09-07-2021 10:26 AM
In LabWindows/CVI 2020 (and 2019, 2015), I have a very large structure that has an array, and the offset of that array within the structure is at or beyond 2^29 (512 MiB). If I allocate an instance of that structure and attempt to access the aforementioned array, I get a dereference of out of bounds pointer error in a debug build with resource tracking enabled.

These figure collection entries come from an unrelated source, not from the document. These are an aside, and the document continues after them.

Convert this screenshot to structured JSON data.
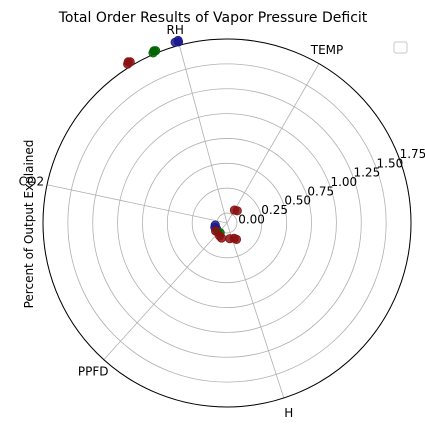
{
  "chart_data": {
    "type": "scatter",
    "projection": "polar",
    "title": "Total Order Results of Vapor Pressure Deficit",
    "ylabel": "Percent of Output Explained",
    "categories": [
      "TEMP",
      "RH",
      "CO2",
      "PPFD",
      "H"
    ],
    "category_angles_deg": [
      60,
      105,
      168,
      228,
      288
    ],
    "radial_ticks": [
      "0.00",
      "0.25",
      "0.50",
      "0.75",
      "1.00",
      "1.25",
      "1.50",
      "1.75"
    ],
    "radial_tick_values": [
      0,
      0.25,
      0.5,
      0.75,
      1.0,
      1.25,
      1.5,
      1.75
    ],
    "rlim": [
      -0.1,
      1.75
    ],
    "radial_label_angle_deg": 22,
    "grid": true,
    "legend": {
      "placement": "top-right",
      "entries": []
    },
    "series": [
      {
        "color": "#1a1a8c",
        "points": [
          {
            "theta_deg": 105,
            "r": 1.8
          },
          {
            "theta_deg": 105,
            "r": 1.785
          },
          {
            "theta_deg": 106,
            "r": 1.79
          },
          {
            "theta_deg": 190,
            "r": 0.02
          },
          {
            "theta_deg": 200,
            "r": 0.03
          },
          {
            "theta_deg": 210,
            "r": 0.02
          }
        ]
      },
      {
        "color": "#006400",
        "points": [
          {
            "theta_deg": 113,
            "r": 1.78
          },
          {
            "theta_deg": 113.5,
            "r": 1.765
          },
          {
            "theta_deg": 112.5,
            "r": 1.775
          },
          {
            "theta_deg": 225,
            "r": 0.03
          },
          {
            "theta_deg": 235,
            "r": 0.02
          }
        ]
      },
      {
        "color": "#8b1010",
        "points": [
          {
            "theta_deg": 121.5,
            "r": 1.8
          },
          {
            "theta_deg": 122,
            "r": 1.785
          },
          {
            "theta_deg": 121,
            "r": 1.79
          },
          {
            "theta_deg": 60,
            "r": 0.05
          },
          {
            "theta_deg": 50,
            "r": 0.06
          },
          {
            "theta_deg": 240,
            "r": 0.05
          },
          {
            "theta_deg": 250,
            "r": 0.06
          },
          {
            "theta_deg": 280,
            "r": 0.06
          },
          {
            "theta_deg": 295,
            "r": 0.07
          },
          {
            "theta_deg": 300,
            "r": 0.09
          },
          {
            "theta_deg": 215,
            "r": 0.04
          }
        ]
      }
    ]
  }
}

For example, the following code has an issue at the "t->val[0] = 2.4;" line:
#include <ansi_c.h>
typedef struct _S
{ char a[(512*1024*1024)];
double val[1];
} S;
int main (int argc, char *argv[])
{ S *t = malloc (sizeof (S));
t->val[0] = 2.4;
free (t);
return 0;
}
If I make the a field slightly smaller, the issue goes away:
#include <ansi_c.h>
typedef struct _S
{ char a[(512*1024*1024)-8];
double val[1];
} S;
int main (int argc, char *argv[])
{ S *t = malloc (sizeof (S));
t->val[0] = 2.4;
free (t);
return 0;
}
It doesn't matter if the target is 32-bit or 64-bit.
Is this a known issue?
09-13-2021 05:27 AM
the following works:
#include <ansi_c.h>
#define A_SIZE 512*1024*1024
typedef struct _S
{
char *a;
double val[1];
} S;
int main (int argc, char *argv[])
{
S t = {0} ;
t.a = malloc(A_SIZE) ;
t.val[0] = 2.4;
free (t.a);
return 0;
}
09-15-2021 04:31 PM
I may end up doing that to get the runtime bounds checking working again. To quickly get around the issue, I made a malloc wrapper that looks something like:
void * umalloc (size_t elements, size_t sizeOfElement)
{
void * ret = malloc (elements, sizeOfElement);
return ret;
}
If the return value of malloc is first assigned to a variable of type void *, the runtime array bounds checks are not enabled for the block of memory. It's not optimal, but it at least I have bounds checking for everything else in the program besides this large structure.